We investigated the timing and magnitude of the continental climate change across the Eocene-Oligocene transition (EOT) by analyzing the carbon and oxygen isotope composition of fossil bones and teeth collected from the White River sediments of the northern Great Plains (USA). The analyzed samples include ~200 bone fragments from various mammalian taxa and turtles, and a total of 66 teeth of four different mammalian taxa. Our results suggest an abrupt, moderate mean annual temperature drop and no change in temperature seasonality and aridity across the transition.

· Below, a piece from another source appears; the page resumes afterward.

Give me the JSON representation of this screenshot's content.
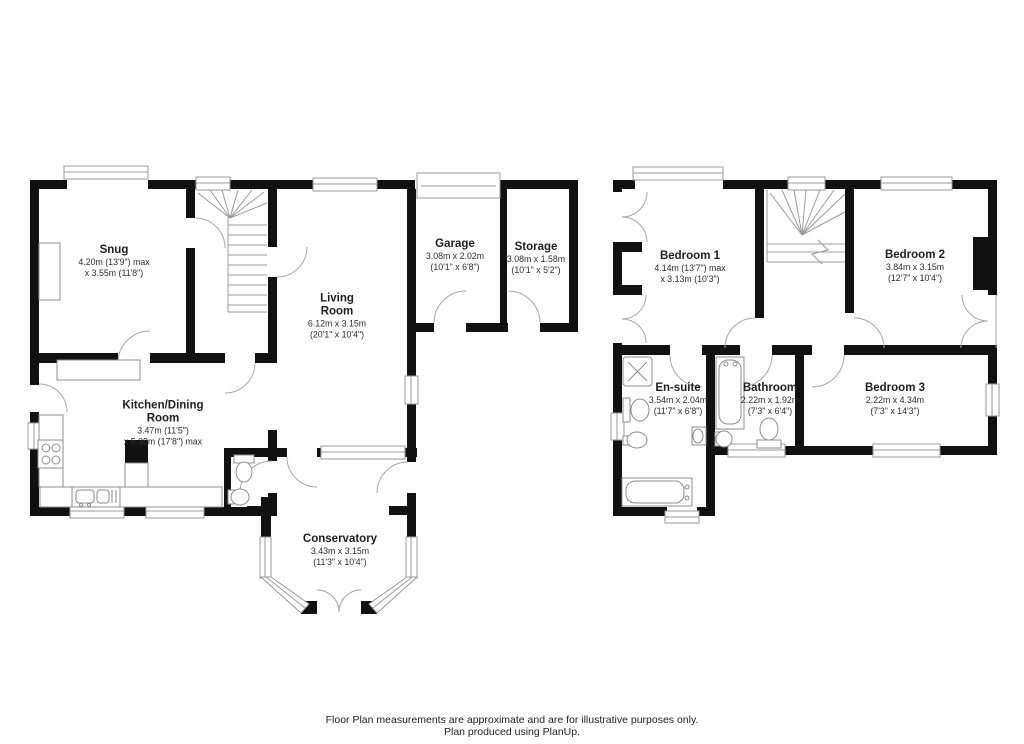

Tooth enamel is resistant to isotopic exchange and therefore maintains the in vivo signal. With respect to δ¹⁸O, enamel composition is principally determined by rainwater composition. In contrast, bone mineral recrystallizes on time scales of 20-50 kyr and assumes the composition of the diagenetic environment. In a pure C3 ecosystem, bone δ¹³C mainly tracks changes in aridity. Instead, soil water composition and soil temperature determine bone carbonate δ¹⁸O. Hence, we used bone δ¹³C to investigate changes in relative humidity across the EOT and combined δ¹⁸O values of tooth enamel and bone carbonate to distinguish changes in water composition from changes in temperature.

For all the taxa, late Eocene and early Oligocene enamel average δ¹⁸O values are indistinguishable suggesting no change in rainwater composition across the EOT. In addition, Eocene vs. Oligocene ranges in enamel δ¹⁸O are similar, indicating no significant change in temperature seasonality. The range in isotope composition exhibited by Mesohippus (an ancestral horse) provides an estimate of Eocene and Oligocene MART (26±6°C).

With respect to bones, the indistinguishable Eocene vs. Oligocene average δ¹³C (~ -7.7‰) indicates no change in aridity across the EOT. In contrast, the δ¹⁸O record exhibits a statistically significant, abrupt (£400 kyr), 1.6‰ increase across the transition (23.0‰ vs. 24.6‰; VSMOW). This increase translates into a MAT drop of 8.2±3.1°C. The isotopic shift in our continental record seems to lag the marine transition by 0-400 kyr possibly indicating a decoupling of the two components of the climate system during periods of abrupt global change.